David Limbaugh has helpfully set the limits of dirty politics in his latest article.
"We must understand that dirty campaigning is lying about or distorting your record or your opponent's record. It is not dirty to expose the truth about your policy positions and record or that of your opponent, even when it puts him in a negative light. Such an airing of the record is not only not dirty campaigning, it is essential to inform the electorate."
Let me unpack that for you. It's Dirty Campaigning when Senator Kerry attacks President Bush; it's clean campaigning when President Bush (or his many surrogates in the right wing media) attack Senator Kerry.
Let's take a couple of examples. Is it clean politics for President Bush or his surrogates to attack Senator Kerry's votes on defense spending? Apparently it is, according to the D. Limbaugh theory of Clean Campaigning. But just to be sure let's see what Fred Kaplan of Slate Magazine says about Kerry's voting record on defense.
"In other words, Kerry was one of 16 senators (including five Republicans) to vote against a defense appropriations bill 14 years ago.
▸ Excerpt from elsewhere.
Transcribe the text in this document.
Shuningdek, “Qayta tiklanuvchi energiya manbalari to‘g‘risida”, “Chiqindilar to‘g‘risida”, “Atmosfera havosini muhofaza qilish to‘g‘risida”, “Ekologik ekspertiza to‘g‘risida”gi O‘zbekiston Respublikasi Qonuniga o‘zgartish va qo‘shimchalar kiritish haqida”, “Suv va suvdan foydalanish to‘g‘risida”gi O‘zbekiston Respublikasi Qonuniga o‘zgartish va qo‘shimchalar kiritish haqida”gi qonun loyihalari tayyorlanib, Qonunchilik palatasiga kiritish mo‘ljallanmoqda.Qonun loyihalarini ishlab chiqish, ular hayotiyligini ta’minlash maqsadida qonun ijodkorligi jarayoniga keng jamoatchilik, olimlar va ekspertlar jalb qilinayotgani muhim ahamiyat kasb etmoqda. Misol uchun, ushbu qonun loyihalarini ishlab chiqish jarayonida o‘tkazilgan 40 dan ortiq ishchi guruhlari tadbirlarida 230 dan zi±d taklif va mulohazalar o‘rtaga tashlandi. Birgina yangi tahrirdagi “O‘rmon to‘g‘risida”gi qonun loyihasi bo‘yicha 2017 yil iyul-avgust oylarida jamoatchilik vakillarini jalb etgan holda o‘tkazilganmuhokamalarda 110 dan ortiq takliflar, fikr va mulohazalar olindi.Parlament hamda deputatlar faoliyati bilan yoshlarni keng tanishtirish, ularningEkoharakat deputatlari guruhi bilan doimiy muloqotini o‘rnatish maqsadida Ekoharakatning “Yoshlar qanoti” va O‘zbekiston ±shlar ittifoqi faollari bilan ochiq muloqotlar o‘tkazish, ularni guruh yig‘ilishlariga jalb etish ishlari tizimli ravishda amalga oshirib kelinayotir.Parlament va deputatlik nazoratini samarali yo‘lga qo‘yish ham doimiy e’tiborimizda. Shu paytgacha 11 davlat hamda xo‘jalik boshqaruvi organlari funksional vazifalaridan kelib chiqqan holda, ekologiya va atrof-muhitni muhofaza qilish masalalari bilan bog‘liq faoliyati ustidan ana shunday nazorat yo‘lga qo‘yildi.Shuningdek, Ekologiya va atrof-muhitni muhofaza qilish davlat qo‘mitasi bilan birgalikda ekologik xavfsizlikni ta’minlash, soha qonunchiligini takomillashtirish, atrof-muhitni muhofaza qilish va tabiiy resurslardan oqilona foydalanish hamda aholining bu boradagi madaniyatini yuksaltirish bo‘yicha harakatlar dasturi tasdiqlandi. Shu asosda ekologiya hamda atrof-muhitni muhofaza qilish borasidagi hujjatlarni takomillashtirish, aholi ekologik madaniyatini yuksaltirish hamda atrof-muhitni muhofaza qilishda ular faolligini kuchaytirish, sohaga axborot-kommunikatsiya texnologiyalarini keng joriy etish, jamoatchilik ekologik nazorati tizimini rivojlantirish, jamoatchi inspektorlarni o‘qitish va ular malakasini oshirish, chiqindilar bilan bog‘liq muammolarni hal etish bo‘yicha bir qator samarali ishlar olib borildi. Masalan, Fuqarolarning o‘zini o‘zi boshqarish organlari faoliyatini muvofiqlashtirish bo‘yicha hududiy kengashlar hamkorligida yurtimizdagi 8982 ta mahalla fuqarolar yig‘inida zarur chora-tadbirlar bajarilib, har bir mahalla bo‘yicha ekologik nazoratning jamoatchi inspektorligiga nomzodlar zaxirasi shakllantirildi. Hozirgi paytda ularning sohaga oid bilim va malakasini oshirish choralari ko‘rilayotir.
He was also one of an unspecified number of senators to vote against a conference report on a defense bill nine years ago. The RNC takes these facts and extrapolates from them that he voted against a dozen weapons systems that were in those bills. The Republicans could have claimed, with equal logic, that Kerry voted to abolish the entire U.S. armed forces, but that might have raised suspicions."
Hmmmm. Now I'm no expert in Dirty Campaigning the way Limbaugh is, but to me, this seems to indicate that perhaps some Republicans are not exactly presenting Senator Kerry's record accurately. I wonder if this counts as "lying about or distorting your record or your opponent's record?"
What am I thinking, these are Republicans!